Executive Summary: After Chili’s reported financial results for its latest quarter ending 6/29/22, its stock fell off -5% for the day. Stressed results reflect the chain’s inability to pass along its inflated input costs to a cash-strapped low-income consumer. Resultantly, Chili’s operating income fell to 4.4% for the quarter down from 10% during FY4Q21.

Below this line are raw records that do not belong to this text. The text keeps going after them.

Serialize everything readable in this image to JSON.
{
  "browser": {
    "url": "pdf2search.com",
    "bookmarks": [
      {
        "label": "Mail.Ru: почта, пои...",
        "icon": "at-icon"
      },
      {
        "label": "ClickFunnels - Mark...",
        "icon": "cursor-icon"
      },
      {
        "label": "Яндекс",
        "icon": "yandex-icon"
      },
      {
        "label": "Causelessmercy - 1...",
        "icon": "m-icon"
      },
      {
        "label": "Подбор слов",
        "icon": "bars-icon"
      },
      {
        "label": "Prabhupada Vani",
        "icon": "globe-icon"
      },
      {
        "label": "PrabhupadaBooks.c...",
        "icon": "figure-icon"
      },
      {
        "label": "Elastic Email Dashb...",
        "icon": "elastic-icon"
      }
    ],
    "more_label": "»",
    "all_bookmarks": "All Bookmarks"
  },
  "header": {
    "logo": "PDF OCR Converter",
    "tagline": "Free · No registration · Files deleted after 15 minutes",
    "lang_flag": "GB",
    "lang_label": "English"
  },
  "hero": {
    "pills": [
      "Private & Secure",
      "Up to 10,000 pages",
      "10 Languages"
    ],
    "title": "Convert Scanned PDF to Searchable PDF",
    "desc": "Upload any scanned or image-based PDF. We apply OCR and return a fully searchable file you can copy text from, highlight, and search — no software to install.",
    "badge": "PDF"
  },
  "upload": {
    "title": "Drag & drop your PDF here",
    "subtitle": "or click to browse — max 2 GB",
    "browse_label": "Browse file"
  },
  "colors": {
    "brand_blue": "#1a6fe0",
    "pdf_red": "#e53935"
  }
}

Fiscal 4Q22 system comps increased +0.1% (+8.7% on a 3-year stacked basis) and +0.3% company store comps reflected +5.2% price/+0.8% mix/-5.7% traffic. De-accelerating traffic during the quarter reflected increasing low-income demo consumer weakness, especially during periods of elevated gas prices.
While traffic improved sequentially into August, it remains in the mid-single-digit negative territory, and corporate noted a dimmer economic outlook marked by a worried consumer & cash-strapped low-income guests.
The strategy is to move away from frequent & deep core discounting (including giveaways on its My Chili’s Rewards program) while continuing to offer everyday value to customers that need it. Currently, 37% of checks include some form of discount. Notably, its customer base does not over-index low-income or high-income.
Margins were hard hit by: a 3.1% y/y increase in COGs (food costs) driven by discounting & +15% commodity inflation; and +6% to +7% wage inflation with further labor cost pressure driven by a return of dine-in demand and elevated training costs associated with turnover rates which remain higher than pre-covid levels.